TAP of COMPASS. (A) Silver stain analysis of TAP-tag affinity-purified Set1. Tagged Set1 copurified with six other polypeptides of ≈25, 30, 35, 40, 50, and 60 kDa, similar to the conventionally purified COMPASS. (B) Western analysis of affinity-purified tagged Set1. Anti-Set1 polyclonal antibody immunoreacted with affinity-purified Set1 tag. (C) Silver stain analysis of TAP-tag affinity-purified COMPASS 60. Tagged COMPASS 60 affinity-purified with six other polypeptides of ≈25, 30, 35, 40, 50, and 130 kDa, similar to the conventionally purified and COMPASS. (D) Western analysis of affinity-purified tagged COMPASS 60 with anti-Set1 polyclonal antibody.
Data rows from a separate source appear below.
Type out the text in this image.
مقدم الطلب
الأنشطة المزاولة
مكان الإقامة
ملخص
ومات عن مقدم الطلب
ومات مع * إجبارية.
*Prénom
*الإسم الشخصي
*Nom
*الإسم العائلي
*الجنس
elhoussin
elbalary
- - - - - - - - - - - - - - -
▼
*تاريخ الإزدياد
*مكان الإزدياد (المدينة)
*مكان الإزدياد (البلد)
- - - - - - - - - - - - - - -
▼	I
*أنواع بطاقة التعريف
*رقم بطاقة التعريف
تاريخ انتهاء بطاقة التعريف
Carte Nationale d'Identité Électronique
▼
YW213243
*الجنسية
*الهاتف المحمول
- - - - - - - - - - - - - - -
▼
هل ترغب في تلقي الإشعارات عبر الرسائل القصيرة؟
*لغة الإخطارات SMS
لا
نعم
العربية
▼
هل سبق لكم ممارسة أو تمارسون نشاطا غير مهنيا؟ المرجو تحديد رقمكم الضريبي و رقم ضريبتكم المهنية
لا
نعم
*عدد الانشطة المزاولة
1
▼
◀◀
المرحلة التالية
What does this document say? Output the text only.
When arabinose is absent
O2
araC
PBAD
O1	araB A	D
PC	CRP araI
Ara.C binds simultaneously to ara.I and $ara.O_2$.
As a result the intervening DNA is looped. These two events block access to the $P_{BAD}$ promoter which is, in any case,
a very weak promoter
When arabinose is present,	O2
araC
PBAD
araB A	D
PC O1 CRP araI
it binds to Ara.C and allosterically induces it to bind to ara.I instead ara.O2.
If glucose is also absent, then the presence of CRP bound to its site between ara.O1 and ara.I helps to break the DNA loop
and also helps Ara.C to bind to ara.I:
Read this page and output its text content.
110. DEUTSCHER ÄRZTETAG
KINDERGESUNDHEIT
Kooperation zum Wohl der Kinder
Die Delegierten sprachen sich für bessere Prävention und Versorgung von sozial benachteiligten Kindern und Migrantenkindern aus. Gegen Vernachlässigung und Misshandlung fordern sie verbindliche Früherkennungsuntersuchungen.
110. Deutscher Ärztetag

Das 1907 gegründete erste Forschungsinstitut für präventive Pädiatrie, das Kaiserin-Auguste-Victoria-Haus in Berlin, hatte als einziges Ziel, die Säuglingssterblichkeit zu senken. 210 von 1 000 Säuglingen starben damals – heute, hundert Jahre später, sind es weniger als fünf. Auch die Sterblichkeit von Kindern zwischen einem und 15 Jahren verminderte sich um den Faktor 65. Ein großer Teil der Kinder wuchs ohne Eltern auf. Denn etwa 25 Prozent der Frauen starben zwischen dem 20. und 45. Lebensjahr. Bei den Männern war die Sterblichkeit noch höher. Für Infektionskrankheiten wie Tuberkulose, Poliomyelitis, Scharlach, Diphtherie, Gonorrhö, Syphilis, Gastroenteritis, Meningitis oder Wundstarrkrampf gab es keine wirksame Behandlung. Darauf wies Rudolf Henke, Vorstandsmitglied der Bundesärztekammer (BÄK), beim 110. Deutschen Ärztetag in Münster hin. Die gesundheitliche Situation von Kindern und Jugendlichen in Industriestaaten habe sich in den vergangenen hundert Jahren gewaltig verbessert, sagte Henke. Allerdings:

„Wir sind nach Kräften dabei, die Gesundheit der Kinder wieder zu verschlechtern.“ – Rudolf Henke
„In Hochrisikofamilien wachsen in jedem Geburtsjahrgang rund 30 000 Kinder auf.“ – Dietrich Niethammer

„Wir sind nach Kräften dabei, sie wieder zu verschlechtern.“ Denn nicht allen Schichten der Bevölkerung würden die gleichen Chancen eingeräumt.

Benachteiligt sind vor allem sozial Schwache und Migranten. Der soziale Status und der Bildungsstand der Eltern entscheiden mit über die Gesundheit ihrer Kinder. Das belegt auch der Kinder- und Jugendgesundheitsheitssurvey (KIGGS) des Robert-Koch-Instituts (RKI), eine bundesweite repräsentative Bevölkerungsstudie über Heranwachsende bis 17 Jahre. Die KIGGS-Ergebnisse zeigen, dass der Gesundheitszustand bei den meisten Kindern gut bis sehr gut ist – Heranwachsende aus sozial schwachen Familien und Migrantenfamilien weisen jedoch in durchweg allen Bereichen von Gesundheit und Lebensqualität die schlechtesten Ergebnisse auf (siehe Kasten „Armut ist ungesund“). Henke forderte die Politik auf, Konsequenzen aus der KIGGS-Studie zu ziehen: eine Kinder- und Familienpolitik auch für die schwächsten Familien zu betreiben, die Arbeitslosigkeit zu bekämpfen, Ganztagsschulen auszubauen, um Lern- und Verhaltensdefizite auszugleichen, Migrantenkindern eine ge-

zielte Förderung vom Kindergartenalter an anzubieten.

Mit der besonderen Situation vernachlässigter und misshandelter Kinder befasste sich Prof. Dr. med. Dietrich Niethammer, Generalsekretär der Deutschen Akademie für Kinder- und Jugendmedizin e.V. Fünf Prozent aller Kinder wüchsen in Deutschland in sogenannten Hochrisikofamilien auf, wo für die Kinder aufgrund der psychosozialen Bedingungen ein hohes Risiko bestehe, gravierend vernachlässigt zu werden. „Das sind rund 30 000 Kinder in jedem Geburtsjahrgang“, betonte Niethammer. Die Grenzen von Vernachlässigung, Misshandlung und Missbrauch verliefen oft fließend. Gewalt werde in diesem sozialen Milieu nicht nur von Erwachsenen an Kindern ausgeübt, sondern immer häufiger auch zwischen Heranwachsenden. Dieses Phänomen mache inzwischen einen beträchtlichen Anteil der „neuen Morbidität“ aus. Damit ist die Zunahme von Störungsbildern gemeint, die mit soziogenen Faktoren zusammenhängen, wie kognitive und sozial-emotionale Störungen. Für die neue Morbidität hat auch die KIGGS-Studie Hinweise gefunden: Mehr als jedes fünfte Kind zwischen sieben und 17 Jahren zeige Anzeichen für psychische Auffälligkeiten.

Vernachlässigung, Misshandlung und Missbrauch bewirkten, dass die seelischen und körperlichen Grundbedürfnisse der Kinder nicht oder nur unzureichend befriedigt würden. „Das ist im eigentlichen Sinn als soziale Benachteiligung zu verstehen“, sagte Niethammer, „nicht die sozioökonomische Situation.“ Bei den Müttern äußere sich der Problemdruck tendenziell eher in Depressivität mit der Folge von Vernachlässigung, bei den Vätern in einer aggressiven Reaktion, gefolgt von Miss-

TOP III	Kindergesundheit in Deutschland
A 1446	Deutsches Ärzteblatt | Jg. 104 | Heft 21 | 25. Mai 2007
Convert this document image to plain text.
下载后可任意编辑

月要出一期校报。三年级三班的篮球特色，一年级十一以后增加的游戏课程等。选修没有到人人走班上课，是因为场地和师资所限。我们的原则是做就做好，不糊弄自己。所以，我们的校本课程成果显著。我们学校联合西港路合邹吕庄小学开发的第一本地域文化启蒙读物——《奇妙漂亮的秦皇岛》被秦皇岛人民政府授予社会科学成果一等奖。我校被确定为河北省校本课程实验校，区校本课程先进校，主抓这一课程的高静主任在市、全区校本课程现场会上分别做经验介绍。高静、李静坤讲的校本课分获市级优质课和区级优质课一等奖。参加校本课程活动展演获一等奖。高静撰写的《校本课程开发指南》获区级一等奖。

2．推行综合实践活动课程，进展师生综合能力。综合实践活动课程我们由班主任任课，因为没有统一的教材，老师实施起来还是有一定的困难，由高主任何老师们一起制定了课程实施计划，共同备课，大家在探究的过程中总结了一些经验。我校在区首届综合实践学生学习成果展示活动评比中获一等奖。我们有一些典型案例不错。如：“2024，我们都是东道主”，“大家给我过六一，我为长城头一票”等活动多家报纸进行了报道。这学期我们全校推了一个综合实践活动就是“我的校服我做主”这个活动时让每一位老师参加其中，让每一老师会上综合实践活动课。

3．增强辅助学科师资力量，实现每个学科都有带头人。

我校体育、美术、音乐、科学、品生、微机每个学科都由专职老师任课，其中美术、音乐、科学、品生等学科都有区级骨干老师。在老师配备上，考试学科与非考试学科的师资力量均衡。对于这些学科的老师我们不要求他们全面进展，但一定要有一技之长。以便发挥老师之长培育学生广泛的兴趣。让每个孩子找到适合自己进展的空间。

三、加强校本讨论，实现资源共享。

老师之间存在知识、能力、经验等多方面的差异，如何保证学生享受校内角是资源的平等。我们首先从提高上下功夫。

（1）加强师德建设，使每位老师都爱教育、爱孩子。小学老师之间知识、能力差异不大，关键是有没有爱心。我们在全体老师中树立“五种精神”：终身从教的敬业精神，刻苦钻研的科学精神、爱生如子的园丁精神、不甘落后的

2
Set1 antibody immunoreacted with Set1 in the affinity-purified COMPASS 60 fraction.

Figure 3

Phenotypic characterization of cps deletion strains. (A) Slow-growth phenotype of cps and set1 deletion strains. Strains containing the indicated cps and set1 deletions were grown in liquid yeast extract peptone dextrose starting from overnight cultures. Time points indicate when an aliquot of cells was removed and the A_600 nm was read. The strains harboring the COMPASS deletions are diploid strains that have both copies of the appropriate cps gene deleted. (B) Hydroxyurea sensitivity of cps deletion strains. Strains harboring the indicated cps deletions were plated from midlog growing cultures. Approximately 2,000 cells were plated onto YPD containing 100 mM hydroxyurea and grown for 2 days. Under these conditions, growth of all of the strains is similar when cells are plated in the absence of hydroxyurea (data not shown).

Figure 4

The effects of cps50 and cps40 deletions on gene expression are similar. (A) Genes whose mRNA levels are down-regulated [cps50 (003) and cps40 (138)] at least 1.5-fold in both COMPASS deletion strains. The black box indicates that the effect of gene expression for that point is less than 1.5-fold. (B) Genes whose mRNA levels are up-regulated at least 1.5-fold in both COMPASS deletion strains. In each case (e.g., cpsΔ_wt), the first name listed corresponds to cDNA labeled with Cy5-dCTP, and the second represents cDNA that has been labeled with Cy3-dCTP. Equal amounts of the two types of cDNA were mixed and hybridized to the same array. After normalization, the results are always expressed as cpsΔ/wt. A black box indicates that the effect of the cps deletion on gene expression is less than 1.5-fold. (C) The mRNA level for each gene in a cps deletion strain was calculated, after normalization, relative to that of the same gene in a wild-type strain. Using scatter plots in which each point represents one gene, these data were then used to graphically compare the effect of cps50 (003) deletion with the effects of cps40 (138) deletion.

Figure 5

Deletion of all of the subunits of COMPASS results in a defect in silencing of gene expression at telomeres. The nonessential subunits of COMPASS (CPS60, 50, 40, 30, and 25) were deleted in the URA3 telomeric reporter strain ucc1001. Five-fold serial dilutions from 5 × 10⁴ − 500 cells were applied to SD-ura (Left) and SD complete plate (Right). After 48 h, growth was compared with that of parental stain ucc1001.

Figure 6

The proposed structure of COMPASS. Graphic representation of COMPASS. Solid bars between the polypeptides of COMPASS are determined by either conventional or affinity purifications. The dashed bars indicate interactions determined by yeast two-hybrid.